AI in Medicine: Can a Chatbot Beat a Human in a Cognitive Test?
A Groundbreaking Study on Artificial Intelligence’s Cognitive Limitations in Healthcare
Table of Contents
- A Groundbreaking Study on Artificial Intelligence’s Cognitive Limitations in Healthcare
- Exploring Artificial Intelligence’s Cognitive Limitations in Healthcare
- What Cognitive Limitations Does AI Exhibit in healthcare?
- Why are Visuospatial Tasks Challenging for AI Models?
- What Is the Impact of AI’s lack of Empathy in Clinical Settings?
- What Are the Expert opinions on AI’s Current Role and Potential in Healthcare?
- How Does human Empathy Contribute to Patient Recovery?
- What Are the Risks Associated with Medical Errors in AI?
- What Conclusions Have Been Drawn from the AI Study?

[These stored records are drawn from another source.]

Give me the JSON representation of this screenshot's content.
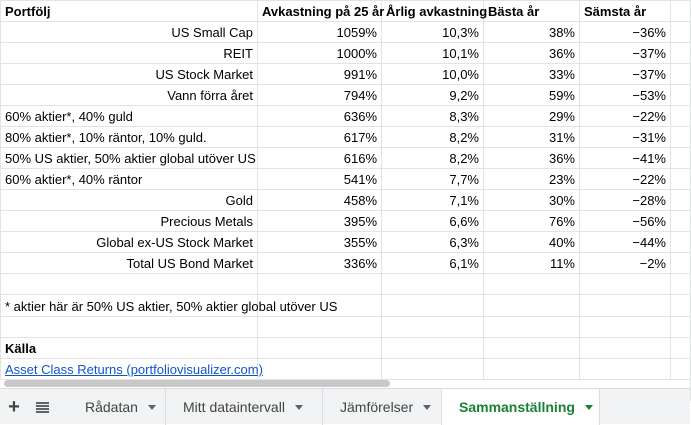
{
  "headers": [
    "Portfölj",
    "Avkastning på 25 år",
    "Årlig avkastning",
    "Bästa år",
    "Sämsta år"
  ],
  "rows": [
    {
      "name": "US Small Cap",
      "align": "r",
      "total": "1059%",
      "annual": "10,3%",
      "best": "38%",
      "worst": "−36%"
    },
    {
      "name": "REIT",
      "align": "r",
      "total": "1000%",
      "annual": "10,1%",
      "best": "36%",
      "worst": "−37%"
    },
    {
      "name": "US Stock Market",
      "align": "r",
      "total": "991%",
      "annual": "10,0%",
      "best": "33%",
      "worst": "−37%"
    },
    {
      "name": "Vann förra året",
      "align": "r",
      "total": "794%",
      "annual": "9,2%",
      "best": "59%",
      "worst": "−53%"
    },
    {
      "name": "60% aktier*, 40% guld",
      "align": "l",
      "total": "636%",
      "annual": "8,3%",
      "best": "29%",
      "worst": "−22%"
    },
    {
      "name": "80% aktier*, 10% räntor, 10% guld.",
      "align": "l",
      "total": "617%",
      "annual": "8,2%",
      "best": "31%",
      "worst": "−31%"
    },
    {
      "name": "50% US aktier, 50% aktier global utöver US",
      "align": "l",
      "total": "616%",
      "annual": "8,2%",
      "best": "36%",
      "worst": "−41%"
    },
    {
      "name": "60% aktier*, 40% räntor",
      "align": "l",
      "total": "541%",
      "annual": "7,7%",
      "best": "23%",
      "worst": "−22%"
    },
    {
      "name": "Gold",
      "align": "r",
      "total": "458%",
      "annual": "7,1%",
      "best": "30%",
      "worst": "−28%"
    },
    {
      "name": "Precious Metals",
      "align": "r",
      "total": "395%",
      "annual": "6,6%",
      "best": "76%",
      "worst": "−56%"
    },
    {
      "name": "Global ex-US Stock Market",
      "align": "r",
      "total": "355%",
      "annual": "6,3%",
      "best": "40%",
      "worst": "−44%"
    },
    {
      "name": "Total US Bond Market",
      "align": "r",
      "total": "336%",
      "annual": "6,1%",
      "best": "11%",
      "worst": "−2%"
    }
  ],
  "footnote": "* aktier här är 50% US aktier, 50% aktier global utöver US",
  "source_heading": "Källa",
  "source_link": "Asset Class Returns (portfoliovisualizer.com)",
  "tabs": [
    {
      "label": "Rådatan",
      "active": false
    },
    {
      "label": "Mitt dataintervall",
      "active": false
    },
    {
      "label": "Jämförelser",
      "active": false
    },
    {
      "label": "Sammanställning",
      "active": true
    }
  ],
  "colors": {
    "active_tab": "#188038",
    "link": "#1155cc",
    "gridline": "#e2e3e3"
  },
  "icons": {
    "add": "plus-icon",
    "list": "sheet-list-icon",
    "dropdown": "caret-down-icon"
  }
}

In Israel, a consortium of neurologists subjected some of the top AI chatbots to cognitive tests designed for humans, revealing a series of unexpected pitfalls in the technology that is increasingly integral to clinical decision-making. The study, led by neurologist Roy Dayan, casts light on the limitations of artificial intelligence in healthcare and the irreplaceable importance of human empathy in clinical practice.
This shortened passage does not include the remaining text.